PDF Modeling Introduction and Notation

The probability density function (PDF) of a random variable (RV) $X$ is defined by

$\displaystyle p(x) \stackrel{\mbox{\tiny$\Delta$}}{=}\lim_{\delta \rightarrow 0} \;
{ {\rm Pr} \{ x-\delta/2 < X < x+\delta/2\} \over \delta}.
$

It is called a density function because it is the ratio of probability mass to differential area (or volume). Note that a particular value of $X$ is written in lower case $x$. The PDF $p(x)$ is regarded as a function of the particular value $x$. When a different RV is used, for example $p(z)$, the meaning of the function $p(\;)$ changes to that defined for the RV $Z$. When necessary, for example in the expression $p(T(x))$, we use a subscript. For example, when $z=T(x)$, we would write $p_z(T(x))$ to make it clear that $p(\;)$ is the PDF of RV $Z$. For multi-dimensional vectors written in bold notation, for example ${\bf x}\in {\cal R}^P$, the meaning of the density is extended to a density with respect to a differential volume in the $P$-dimensional space.

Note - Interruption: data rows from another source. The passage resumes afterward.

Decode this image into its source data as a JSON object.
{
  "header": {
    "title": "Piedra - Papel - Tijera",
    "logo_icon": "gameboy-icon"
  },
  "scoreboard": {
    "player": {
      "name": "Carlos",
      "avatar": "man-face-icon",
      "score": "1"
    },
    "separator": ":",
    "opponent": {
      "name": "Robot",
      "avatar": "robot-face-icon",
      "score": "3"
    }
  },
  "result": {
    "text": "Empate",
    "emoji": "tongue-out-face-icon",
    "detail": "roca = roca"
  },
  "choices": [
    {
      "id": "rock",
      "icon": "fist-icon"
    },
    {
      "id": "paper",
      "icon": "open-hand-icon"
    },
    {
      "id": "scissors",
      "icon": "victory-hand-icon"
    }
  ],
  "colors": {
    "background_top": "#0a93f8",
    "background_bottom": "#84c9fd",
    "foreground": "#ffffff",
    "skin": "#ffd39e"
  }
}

The simplest way to estimate the probability density of data is by histogram. A histogram is obtained by dividing the space of the RV into “bins", then counting the number of occurrences of the training data in each bin. A second step of smoothing or curve-fitting can be used to avoid the effects of random error. A method of PDF estimation that has become popular is that of Gaussian mixtures (GM). This can be regarded as the process of curve-fitting to a histogram where the curve is constrained to be a sum of positive Gaussian-shaped functions (modes or kernels), each with a different mean and variance. It also has the statistical interpretation of a mixture density - where each sample of the RV is regarded as having been a member of a sub-class corresponding to each mode. We will devote Section 13.2 to GM PDF estimation.

Multidimensional data, ${\bf x}\in R^P$, can be modeled by a multidimensional GM. However, when data consists of $K$ samples of dimension $P$, it is not necessary or even desirable to group all the data together into a single $K\times P$-dimensional sample. In the simplest case, all $K$ samples are independent and we may regard them as samples of the same RV. Normally, however, they are not independent. The Markovian principle assumes consecutive samples are statistically independent when conditioned on knowing the samples that preceded it. This leads to an elegant solution, the hidden Markov model (HMM), which employs a set of $M$ PDFs of dimension $P$. The HMM regards each of the $K$ samples as having originated from one of $M$ possible states and there is a distinct probability that the underlying model “jumps" from one state to another. We discuss the HMM, which uses GM to model each state PDFs, in section 13.3.

We discuss additional PDF models in the last section.